One of these leads, he said, was a surge in certain phrases – like “medical examiner” – in “final disposition” fields on city data registries, which could indicate additional deaths, but which they did not have time to confirm.

“If I was a local reporter in the San Francisco Bay Area, for instance, I’d want to know what that means,” he said, noting that their reporting had flagged some anomalies in that area.  

Another lead for other reporters emerged from the fact that, in many cities, the ProPublica team noticed that total calls for emergency medical or paramedic assistance had plummeted by as much as 25%. Are large numbers of people opting not to call for help out of fear of hospitals, or interaction with paramedics? And has this contributed to non-COVID-19 excess deaths? Gillum said these were questions in need of investigative answers, and that they could apply in other countries as well.

Jason Burke, Africa correspondent for the Guardian, said investigative reporters in Africa should approach death count estimates with two things in mind: The narrative that Africa really does have low death counts is likely wrong, and that many families around the continent were failing to disclose COVID-19-related deaths because they did not want their relatives’ funerals to be disrupted by pandemic restrictions.

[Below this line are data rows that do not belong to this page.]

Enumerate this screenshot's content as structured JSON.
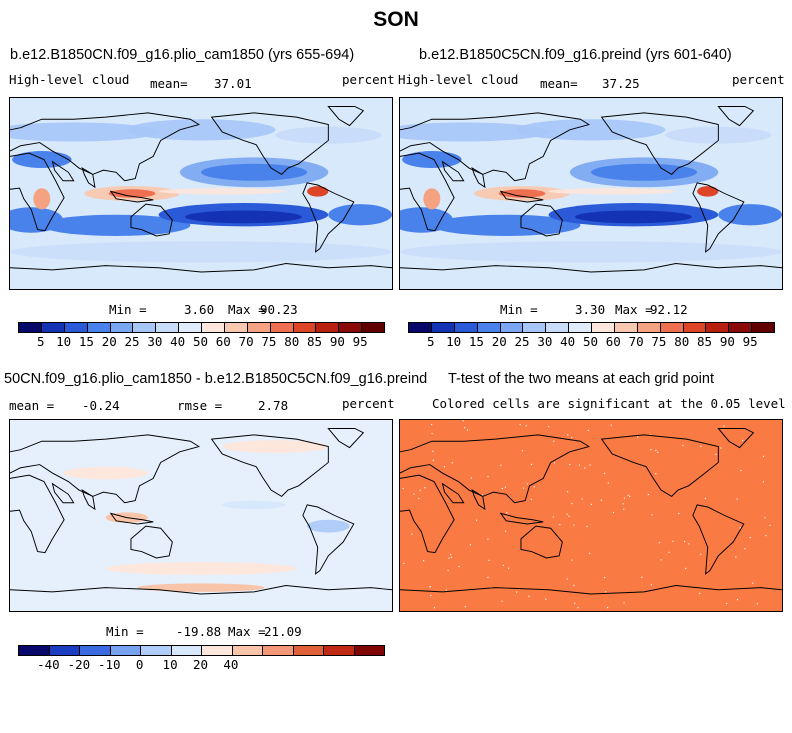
{
  "title": "SON",
  "panels": [
    {
      "title": "b.e12.B1850CN.f09_g16.plio_cam1850 (yrs 655-694)",
      "left_label": "High-level cloud",
      "mean_label": "mean=",
      "mean_value": "37.01",
      "units": "percent",
      "min_label": "Min =",
      "min_value": "3.60",
      "max_label": "Max =",
      "max_value": "90.23"
    },
    {
      "title": "b.e12.B1850C5CN.f09_g16.preind (yrs 601-640)",
      "left_label": "High-level cloud",
      "mean_label": "mean=",
      "mean_value": "37.25",
      "units": "percent",
      "min_label": "Min =",
      "min_value": "3.30",
      "max_label": "Max =",
      "max_value": "92.12"
    },
    {
      "title": "50CN.f09_g16.plio_cam1850 - b.e12.B1850C5CN.f09_g16.preind",
      "mean_label": "mean =",
      "mean_value": "-0.24",
      "rmse_label": "rmse =",
      "rmse_value": "2.78",
      "units": "percent",
      "min_label": "Min =",
      "min_value": "-19.88",
      "max_label": "Max =",
      "max_value": "21.09"
    },
    {
      "title": "T-test of the two means at each grid point",
      "subtitle": "Colored cells are significant at the 0.05 level"
    }
  ],
  "colorbars": {
    "absolute": {
      "labels": [
        "5",
        "10",
        "15",
        "20",
        "25",
        "30",
        "40",
        "50",
        "60",
        "70",
        "75",
        "80",
        "85",
        "90",
        "95"
      ],
      "colors": [
        "#08086b",
        "#1432b4",
        "#2a5ad8",
        "#4a82ec",
        "#7aa6f2",
        "#a6c6f8",
        "#c8dcfa",
        "#e0ecfc",
        "#fde6dc",
        "#f9c8b0",
        "#f5a282",
        "#ee7050",
        "#dc4626",
        "#b82010",
        "#8a0a0a",
        "#600000"
      ]
    },
    "difference": {
      "labels": [
        "-40",
        "-20",
        "-10",
        "0",
        "10",
        "20",
        "40"
      ],
      "colors": [
        "#08086b",
        "#1a3cc0",
        "#3a6ae0",
        "#78a2f0",
        "#b0ccf8",
        "#d8e8fc",
        "#fde6dc",
        "#f8c4aa",
        "#f29878",
        "#e0603a",
        "#c02a14",
        "#800606"
      ]
    }
  },
  "colors": {
    "ttest_fill": "#fa7a44",
    "coast": "#000000"
  }
}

“This narrative, basically supported by the World Health Organization, that Africa has somehow dodged a bullet because of its youthful population, etcetera, is just nonsense,” he said. “The worst offender has been the African Union, which put out a statement last week basically saying that testing was robust and the figures were robust. You don’t have to know much about how states function on the continent to know that simply cannot be the case. The question is how to show the misrepresentation.”

Burke has been asking a network of stringers around the continent to focus on proxy sources to assess real death rates, including ambulance drivers, casket makers, and gravediggers. 

Burke said he was worried about major potential undercounts in countries like Burkina Faso, Zimbabwe and Burundi. By contrast, he said he initially thought the Democratic Republic of the Congo (DRC) would have a disproportionately high death toll, but recent indications suggested that both its response and its data reporting systems had been better than similar nations. 

“So far, I haven’t found a massive surge in mortality that’s going unreported in Kinshasa,” he said. “I think the DRC is (surprisingly) robust, not least because it has a really good body of epidemiologists and infectious disease specialists and systems to cope with this kind of thing, because it gets hit by so many.”

To investigate the death toll in Kano, Nigeria, Akinwotu said his colleague, Mustapha Hodi, spoke to three gravediggers while wearing a face mask, and preserving social distance. These included 75-year-old Musa Abubakar, who said cemetery workers had not been issued gloves or face masks, and noted: “I have never witnessed mass deaths like this.” Local clerics and funeral officiants also proved helpful to their investigation.

Akinwotu himself was trapped in London by pandemic travel restrictions. So he worked the phones, asking a person in Kano with personal protective equipment and the relevant language skills to serve as a conduit for his questions to gravediggers at other cemeteries. He said a chronic shortage of COVID-19 tests in the city in April had made a large sample of anecdotal evidence essential.

Akinwotu said the next tool he planned to explore in searching for excess deaths was Facebook Messenger.

“It is really effective in terms of getting responses from strangers, but the language barrier is a problem,” he said, “because I only speak English and Yoruba.” 


Rowan Philp is a reporter for GIJN. Rowan was formerly chief reporter for South Africa’s Sunday Times. As a foreign correspondent, he has reported on news, politics, corruption, and conflict from more than two dozen countries around the world.